Some will claim, as Micheál Martin has, that “we must each question how far we are willing to go to impose our personal beliefs on others”.

This point needs careful consideration. When we vote in a democracy where every other eligible citizen also has a vote we are not ‘imposing’ our beliefs. We are exercising the same democratic right everyone else has to take their personal beliefs into account in deciding on the laws that govern us.

When we vote, whether as citizens or as politicians, we should always do so in accordance with our personal beliefs. Otherwise, privately we believe one thing, yet in our vote, which is in effect a public statement of what we believe, we are stating something else. We are being hypocritical.

Of course, personal beliefs can change, as seems to be the case with politicians who have said that their views on abortion have ‘evolved’. Their personal belief now seems to be that the decision to have an abortion should be a matter solely for those who find themselves in such situations, at least for the first twelve weeks after conception.

They are entitled to this belief but it is seriously at odds with justice and with truth.
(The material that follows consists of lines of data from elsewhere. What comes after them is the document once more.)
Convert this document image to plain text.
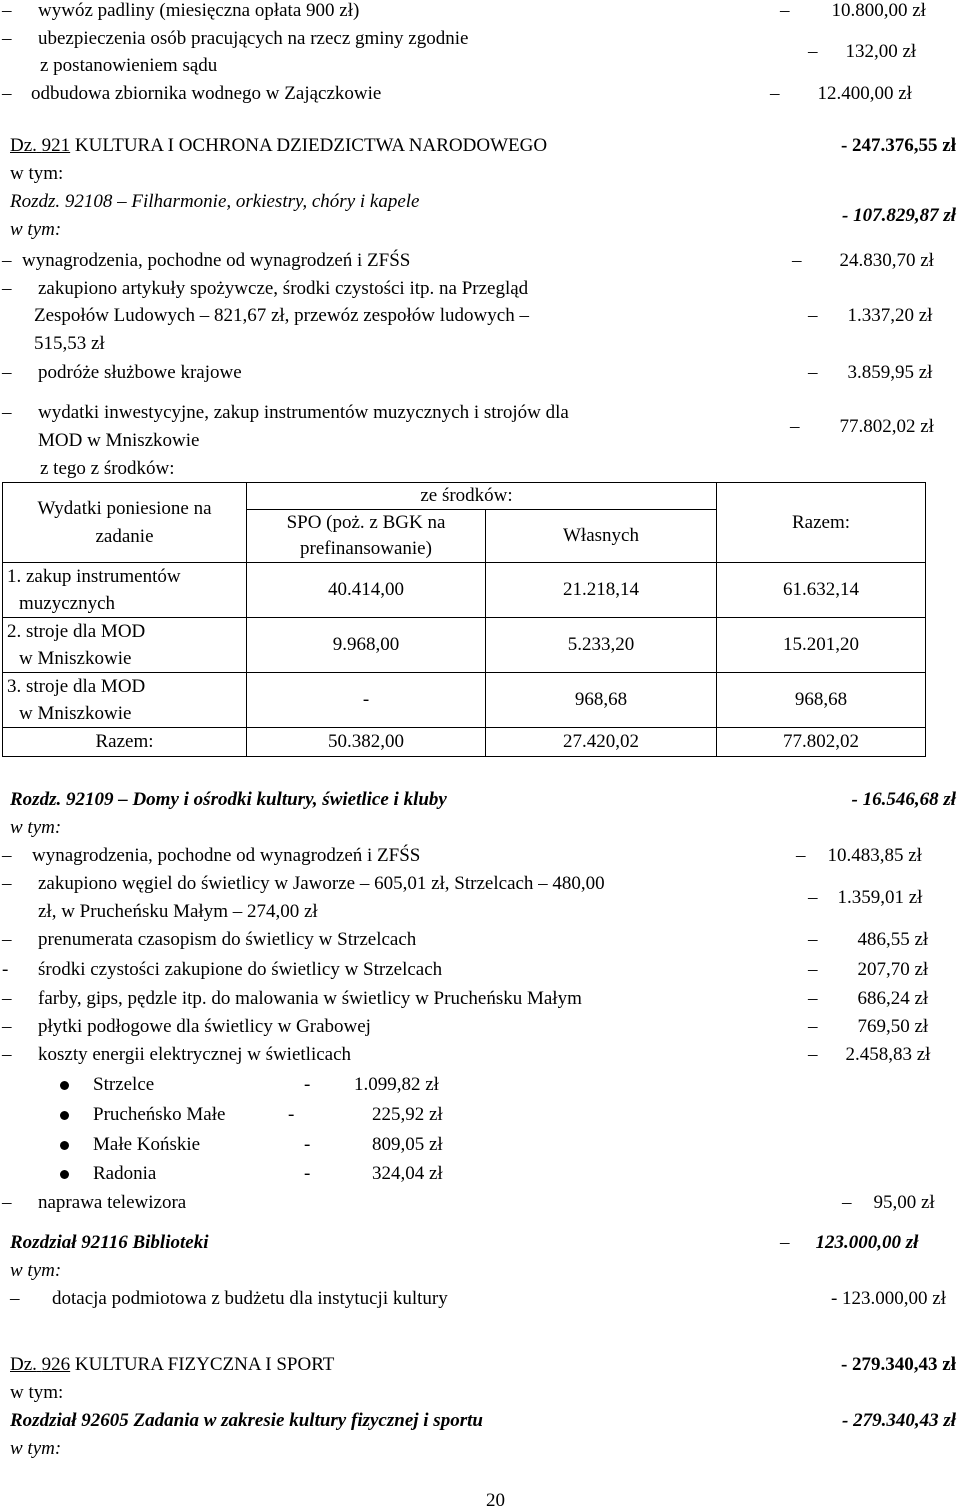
– wywóz padliny (miesięczna opłata 900 zł)	– 10.800,00 zł
– ubezpieczenia osób pracujących na rzecz gminy zgodnie
z postanowieniem sądu
– 132,00 zł
– odbudowa zbiornika wodnego w Zajączkowie	– 12.400,00 zł
Dz. 921 KULTURA I OCHRONA DZIEDZICTWA NARODOWEGO	- 247.376,55 zł
w tym:
Rozdz. 92108 – Filharmonie, orkiestry, chóry i kapele
w tym:
- 107.829,87 zł
– wynagrodzenia, pochodne od wynagrodzeń i ZFŚS	– 24.830,70 zł
– zakupiono artykuły spożywcze, środki czystości itp. na Przegląd
Zespołów Ludowych – 821,67 zł, przewóz zespołów ludowych –
515,53 zł
– 1.337,20 zł
– podróże służbowe krajowe	– 3.859,95 zł
– wydatki inwestycyjne, zakup instrumentów muzycznych i strojów dla
MOD w Mniszkowie
z tego z środków:
– 77.802,02 zł
Wydatki poniesione na zadanie	ze środków:		Razem:
	SPO (poż. z BGK na prefinansowanie)	Własnych	

1. zakup instrumentów
muzycznych	40.414,00	21.218,14	61.632,14

2. stroje dla MOD
w Mniszkowie	9.968,00	5.233,20	15.201,20

3. stroje dla MOD
w Mniszkowie	-	968,68	968,68
Razem:	50.382,00	27.420,02	77.802,02
Rozdz. 92109 – Domy i ośrodki kultury, świetlice i kluby	- 16.546,68 zł
w tym:
– wynagrodzenia, pochodne od wynagrodzeń i ZFŚS	– 10.483,85 zł
– zakupiono węgiel do świetlicy w Jaworze – 605,01 zł, Strzelcach – 480,00
zł, w Prucheńsku Małym – 274,00 zł
– 1.359,01 zł
– prenumerata czasopism do świetlicy w Strzelcach	– 486,55 zł
- środki czystości zakupione do świetlicy w Strzelcach	– 207,70 zł
– farby, gips, pędzle itp. do malowania w świetlicy w Prucheńsku Małym	– 686,24 zł
– płytki podłogowe dla świetlicy w Grabowej	– 769,50 zł
– koszty energii elektrycznej w świetlicach	– 2.458,83 zł
Strzelce	- 1.099,82 zł
Prucheńsko Małe	-	225,92 zł
Małe Końskie	-	809,05 zł
Radonia	-	324,04 zł
– naprawa telewizora	– 95,00 zł
Rozdział 92116 Biblioteki	– 123.000,00 zł
w tym:
– dotacja podmiotowa z budżetu dla instytucji kultury	- 123.000,00 zł
Dz. 926 KULTURA FIZYCZNA I SPORT	- 279.340,43 zł
w tym:
Rozdział 92605 Zadania w zakresie kultury fizycznej i sportu	- 279.340,43 zł
w tym:
20
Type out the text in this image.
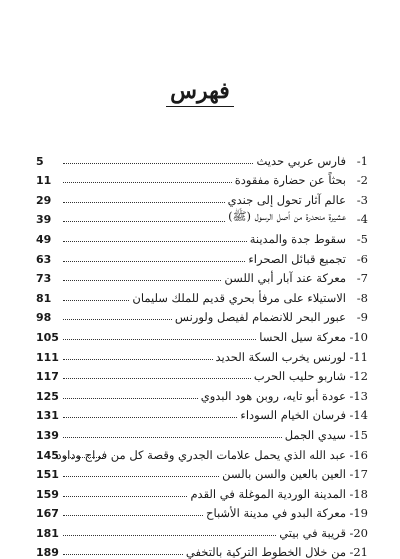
فهرس
1-
فارس عربي حديث
5
2-
بحثاً عن حضارة مفقودة
11
3-
عالم آثار تحول إلى جندي
29
4-
عشيرة منحدرة من أصل الرسول (ﷺ)
39
5-
سقوط جدة والمدينة
49
6-
تجميع قبائل الصحراء
63
7-
معركة عند آبار أبي اللسن
73
8-
الاستيلاء على مرفأ بحري قديم للملك سليمان
81
9-
عبور البحر للانضمام لفيصل ولورنس
98
10-
معركة سيل الحسا
105
11-
لورنس يخرب السكة الحديد
111
12-
شاربو حليب الحرب
117
13-
عودة أبو تايه، روبن هود البدوي
125
14-
فرسان الخيام السوداء
131
15-
سيدي الجمل
139
16-
عبد الله الذي يحمل علامات الجدري وقصة كل من فراج وداود
145
17-
العين بالعين والسن بالسن
151
18-
المدينة الوردية الموغلة في القدم
159
19-
معركة البدو في مدينة الأشباح
167
20-
قريبة في بيتي
181
21-
من خلال الخطوط التركية بالتخفي
189
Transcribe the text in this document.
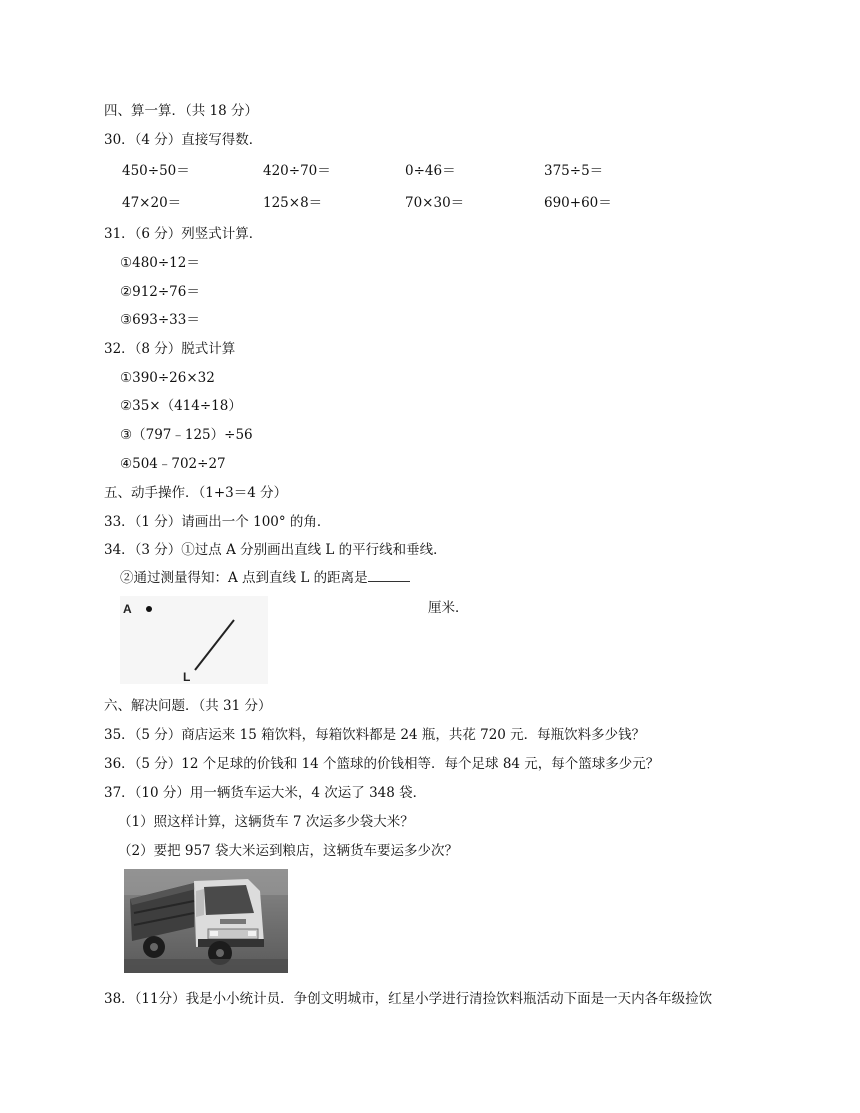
四、算一算．（共 18 分）
30．（4 分）直接写得数．
450÷50＝	420÷70＝	0÷46＝	375÷5＝
47×20＝	125×8＝	70×30＝	690+60＝
31．（6 分）列竖式计算．
①480÷12＝
②912÷76＝
③693÷33＝
32．（8 分）脱式计算
①390÷26×32
②35×（414÷18）
③（797﹣125）÷56
④504﹣702÷27
五、动手操作．（1+3＝4 分）
33．（1 分）请画出一个 100° 的角．
34．（3 分）①过点 A 分别画出直线 L 的平行线和垂线．
②通过测量得知：A 点到直线 L 的距离是
厘米．
A
L
六、解决问题．（共 31 分）
35．（5 分）商店运来 15 箱饮料，每箱饮料都是 24 瓶，共花 720 元．每瓶饮料多少钱？
36．（5 分）12 个足球的价钱和 14 个篮球的价钱相等．每个足球 84 元，每个篮球多少元？
37．（10 分）用一辆货车运大米，4 次运了 348 袋．
（1）照这样计算，这辆货车 7 次运多少袋大米？
（2）要把 957 袋大米运到粮店，这辆货车要运多少次？
38．（11分）我是小小统计员．争创文明城市，红星小学进行清捡饮料瓶活动下面是一天内各年级捡饮
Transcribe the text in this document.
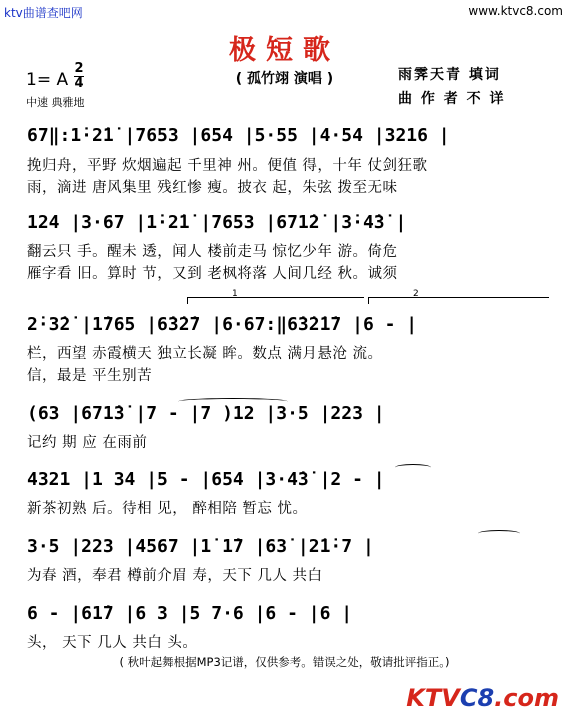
ktv曲谱查吧网	www.ktvc8.com
极短歌
( 孤竹翊 演唱 )	雨霁天青 填词
曲 作 者 不 详
1= A
2
4
中速 典雅地
67‖:1̇·2̇1̇ |7653 |654 |5·55 |4·54 |3216 |
挽归舟，平野 炊烟遍起 千里神 州。便值 得，十年 仗剑狂歌
雨，滴进 唐风集里 残红惨 瘦。披衣 起，朱弦 拨至无味
124 |3·67 |1̇·2̇1̇ |7653 |671̇2̇ |3̇·4̇3̇ |
翻云只 手。醒未 透，闻人 楼前走马 惊忆少年 游。倚危
雁字看 旧。算时 节，又到 老枫将落 人间几经 秋。诚须
1	2
2̇·3̇2̇ |1̇765 |6̇3̇2̇7 |6·67:‖6̇3̇2̇1̇7 |6 - |
栏，西望 赤霞横天 独立长凝 眸。数点 满月悬沧 流。
信，最是 平生别苦
(63 |671̇3̇ |7 - |7 )12 |3·5 |223 |
记约 期 应 在雨前
4321 |1 34 |5 - |654 |3·4̇3̇ |2 - |
新茶初熟 后。待相 见， 醉相陪 暂忘 忧。
3·5 |223 |4567 |1̇ 1̇7 |63̇ |2̇1̇·7 |
为春 酒，奉君 樽前介眉 寿，天下 几人 共白
6 - |61̇7 |6 3 |5 7·6 |6 - |6 |
头， 天下 几人 共白 头。
( 秋叶起舞根据MP3记谱，仅供参考。错误之处，敬请批评指正。)
KTVC8.com
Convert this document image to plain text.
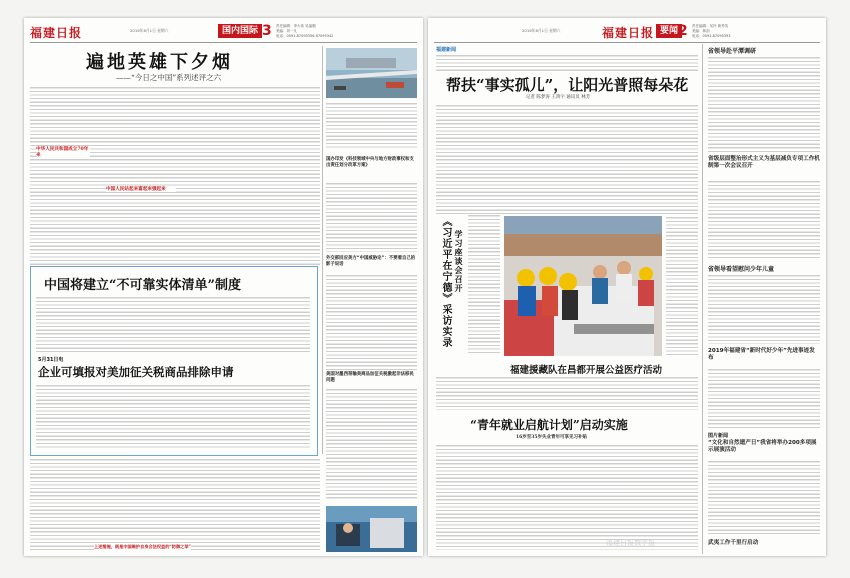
福建日报	2019年6月1日 星期六	国内国际 3 责任编辑：李大伟 吴福顺
美编：刘一凡
电话：0591-87095356 87095342
遍地英雄下夕烟
——“今日之中国”系列述评之六
中华人民共和国成立70年来
中国人民站起来富起来强起来
国办印发《科技领域中央与地方财政事权和支出责任划分改革方案》
外交部回应美方“中国威胁论”：不要看自己的影子说话
中国将建立“不可靠实体清单”制度
5月31日电
企业可填报对美加征关税商品排除申请	美国对墨西哥输美商品加征关税激起非法移民问题
上述措施，既是中国维护自身合法权益的“防御之举”
2019年6月1日 星期六	福建日报 要闻 2 责任编辑：吴玲 黄秀英
美编：林剑
电话：0591-87095393
福建新闻
帮扶“事实孤儿”，让阳光普照每朵花
记者 陈梦涛 王鸿宇 通讯员 林芳
《习近平在宁德》采访实录 学习座谈会召开
福建援藏队在昌都开展公益医疗活动
“青年就业启航计划”启动实施
16岁至35岁失业青年可享见习补贴
省领导赴平潭调研
省级层面整治形式主义为基层减负专项工作机制第一次会议召开
省领导看望慰问少年儿童
2019年福建省“新时代好少年”先进事迹发布
图片新闻
“文化和自然遗产日”我省将举办200多项展示展演活动
武夷工作千里行启动
福建日报数字报
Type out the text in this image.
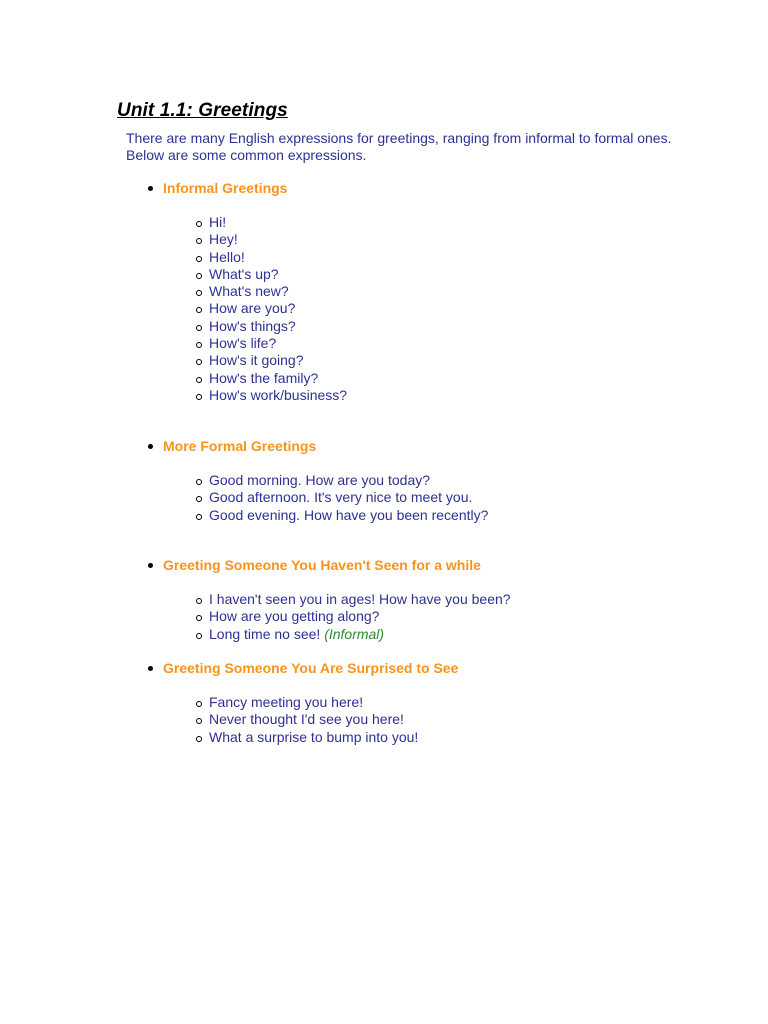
Unit 1.1: Greetings

There are many English expressions for greetings, ranging from informal to formal ones. Below are some common expressions.

Informal Greetings
Hi!
Hey!
Hello!
What's up?
What's new?
How are you?
How's things?
How's life?
How's it going?
How's the family?
How's work/business?
More Formal Greetings
Good morning. How are you today?
Good afternoon. It's very nice to meet you.
Good evening. How have you been recently?
Greeting Someone You Haven't Seen for a while
I haven't seen you in ages! How have you been?
How are you getting along?
Long time no see! (Informal)
Greeting Someone You Are Surprised to See
Fancy meeting you here!
Never thought I'd see you here!
What a surprise to bump into you!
This is because from the moment of conception there are always two human lives in need of support and protection as far as is humanly possible, even in tragic circumstances such as rape, incest or fatal fetal abnormalities. Support and protection should include protection of the law.

The direct and intentional killing of an innocent human being is always wrong. This is true regardless of how the baby is conceived. The perpetrator of rape or of incest is, of course, guilty of a crime, but an unborn baby resulting from rape or incest is not and has not forfeited the right to life.

It is also true regardless of the health of the unborn baby. The Church’s teaching is consistent here, as Bishop Kevin Doran has rightly pointed out. If as a society we permit the killing of weak and vulnerable unborn babies because they may not live long after birth we have crossed a line that could see the intentional killing of other weak and vulnerable people such as the elderly. The non-voluntary killing of the sick and elderly is already a reality in other liberal countries.

A lot more than we might think is at stake in the Eighth Amendment. The conviction that we shouldn’t let our personal beliefs influence how we vote is the opposite of what Catholics believe. Catholics hold that beliefs, though personal, can never be private. Christians have convictions about what serves human dignity and the common good, and, as Pope Francis has said, have a responsibility to speak of these even if they are unpalatable (Evangelii Gaudium, n. 65).

Christians are required to “help build a more just and peaceful world through morally acceptable means, so that the weak and vulnerable are protected and human rights and dignity are defended” (Familiaris Consortio, 20).

The Eighth Amendment protects the weakest and most vulnerable in our society and that is why committed Catholics ought not support its repeal.